Bu yüzyılın tüm devrimci patlamaları kentlerde gerçekleşti. Halk ayaklanmaları olarak gelişti. İşçi sınıfının ağırlığını koymasıyla (Mısır ve Sudan) ciddi başarılar kazandı. Kolombiya da bu genel kurala uyuyor. Yarım asırlık uzun gerilla savaşı, barış anlaşmasıyla çok büyük oranda sönümlense de halen devam ediyor. Onun başarı ve başarısızlıkları, genel sınıflar savaşına yaptığı etkiler, (devrimci durumun derinleşmesindeki etkisi, ve kuşkusuz, toplumun genelinde yarattığı genel militarist etki) göz ardı edilmeksizin, devrimin asıl can damarlarının kentler olduğu bir kez daha açığa çıkıyor.
Kolombiya’daki ayaklanma, son yıllarda Latinleri boydan boya dolanıp duran isyanların bir parçasıdır. Ayrıca daha pandemi öncesinde tüm dünyada art arda patlayan devrimci ayaklanmalar zincirinin bir halkasıdır. Bu seferki patlamanın vesilesi basit bir yasa tasarısı oldu. Lübnan’da “internet vergisi” idi, Türkiye'de “üç beş ağaç”! Sonuçta dünya devrimi dalgası bir “genel bahane” eşliğinde her kıtada kıyıya vuruyor. Zaman geçtikçe dalganın hem boyu büyüyor, hem şiddeti ve hızı artıyor. Pandemi ise bu sürece olağanüstü bir katalizör olarak katılıyor.
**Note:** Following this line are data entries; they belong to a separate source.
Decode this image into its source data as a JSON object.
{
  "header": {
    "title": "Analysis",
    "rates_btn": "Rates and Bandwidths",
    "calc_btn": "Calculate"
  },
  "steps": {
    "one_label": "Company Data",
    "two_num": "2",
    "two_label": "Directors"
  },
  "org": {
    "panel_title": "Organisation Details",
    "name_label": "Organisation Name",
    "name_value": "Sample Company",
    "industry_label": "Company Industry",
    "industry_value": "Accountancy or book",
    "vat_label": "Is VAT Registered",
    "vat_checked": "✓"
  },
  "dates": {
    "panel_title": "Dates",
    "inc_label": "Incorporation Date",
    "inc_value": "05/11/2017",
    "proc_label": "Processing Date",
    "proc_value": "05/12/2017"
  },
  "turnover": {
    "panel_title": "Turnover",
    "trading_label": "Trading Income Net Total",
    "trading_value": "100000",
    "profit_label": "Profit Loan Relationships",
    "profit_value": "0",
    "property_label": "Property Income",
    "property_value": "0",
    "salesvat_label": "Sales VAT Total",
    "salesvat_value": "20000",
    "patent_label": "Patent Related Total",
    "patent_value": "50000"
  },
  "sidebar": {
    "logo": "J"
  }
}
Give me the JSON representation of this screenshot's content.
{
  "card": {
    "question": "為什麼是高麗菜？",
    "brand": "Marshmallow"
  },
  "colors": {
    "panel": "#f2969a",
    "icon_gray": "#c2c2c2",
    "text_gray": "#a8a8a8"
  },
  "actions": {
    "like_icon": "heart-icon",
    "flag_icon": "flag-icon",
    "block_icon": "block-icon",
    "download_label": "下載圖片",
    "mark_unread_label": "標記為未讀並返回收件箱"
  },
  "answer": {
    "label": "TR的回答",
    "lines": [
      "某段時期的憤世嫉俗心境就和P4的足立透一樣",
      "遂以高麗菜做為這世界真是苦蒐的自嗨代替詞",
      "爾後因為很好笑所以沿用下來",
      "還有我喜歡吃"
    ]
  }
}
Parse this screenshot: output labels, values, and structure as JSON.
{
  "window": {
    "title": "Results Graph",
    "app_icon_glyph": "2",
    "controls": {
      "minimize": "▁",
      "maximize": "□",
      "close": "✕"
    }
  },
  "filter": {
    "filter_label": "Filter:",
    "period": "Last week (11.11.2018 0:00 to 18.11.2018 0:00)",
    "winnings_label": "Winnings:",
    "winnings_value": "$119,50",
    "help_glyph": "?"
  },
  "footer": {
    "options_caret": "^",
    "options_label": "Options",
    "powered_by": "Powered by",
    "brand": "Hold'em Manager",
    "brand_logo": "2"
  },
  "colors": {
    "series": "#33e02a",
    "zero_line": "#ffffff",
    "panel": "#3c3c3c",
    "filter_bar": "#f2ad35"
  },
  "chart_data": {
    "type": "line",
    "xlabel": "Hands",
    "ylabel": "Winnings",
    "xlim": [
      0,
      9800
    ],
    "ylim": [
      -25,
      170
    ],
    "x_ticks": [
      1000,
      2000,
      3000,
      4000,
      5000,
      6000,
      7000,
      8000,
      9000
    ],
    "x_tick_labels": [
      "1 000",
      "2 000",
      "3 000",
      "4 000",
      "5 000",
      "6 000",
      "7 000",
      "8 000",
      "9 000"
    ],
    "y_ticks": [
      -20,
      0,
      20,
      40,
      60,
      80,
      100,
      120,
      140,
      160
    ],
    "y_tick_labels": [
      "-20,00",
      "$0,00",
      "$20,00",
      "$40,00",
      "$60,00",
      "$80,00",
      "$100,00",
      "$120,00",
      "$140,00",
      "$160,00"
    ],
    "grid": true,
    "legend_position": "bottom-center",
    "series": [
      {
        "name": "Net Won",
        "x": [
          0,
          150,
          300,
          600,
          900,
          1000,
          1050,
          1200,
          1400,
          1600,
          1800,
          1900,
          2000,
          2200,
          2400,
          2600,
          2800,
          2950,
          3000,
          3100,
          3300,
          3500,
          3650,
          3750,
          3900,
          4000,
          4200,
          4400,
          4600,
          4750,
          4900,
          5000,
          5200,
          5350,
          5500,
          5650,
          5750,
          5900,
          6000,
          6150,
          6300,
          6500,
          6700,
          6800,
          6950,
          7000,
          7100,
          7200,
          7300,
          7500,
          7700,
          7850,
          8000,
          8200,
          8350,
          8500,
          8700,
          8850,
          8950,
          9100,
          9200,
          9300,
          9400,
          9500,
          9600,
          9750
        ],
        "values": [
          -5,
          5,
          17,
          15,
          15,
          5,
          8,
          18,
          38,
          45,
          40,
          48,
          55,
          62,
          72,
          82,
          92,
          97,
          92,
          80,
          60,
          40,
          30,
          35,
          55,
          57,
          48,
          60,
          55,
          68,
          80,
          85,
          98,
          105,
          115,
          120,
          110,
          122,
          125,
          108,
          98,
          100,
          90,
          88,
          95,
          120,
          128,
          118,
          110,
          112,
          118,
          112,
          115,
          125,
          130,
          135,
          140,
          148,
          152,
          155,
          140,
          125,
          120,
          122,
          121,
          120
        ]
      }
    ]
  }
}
Koşullar işçi sınıfından yana. Devrimden yana. Latinlerin en baskıcı diktatörlüklerinden biri olan Kolombiya’daki güncel ayaklanma, bu küresel gerçekliğin bir kez daha yüzeye vurmasından başka bir şey değil.
Er ya da geç, dünya devrimi bir dizi ülkenin ileri fırlamasıyla daha güçlü kasırgalara dönüşecektir.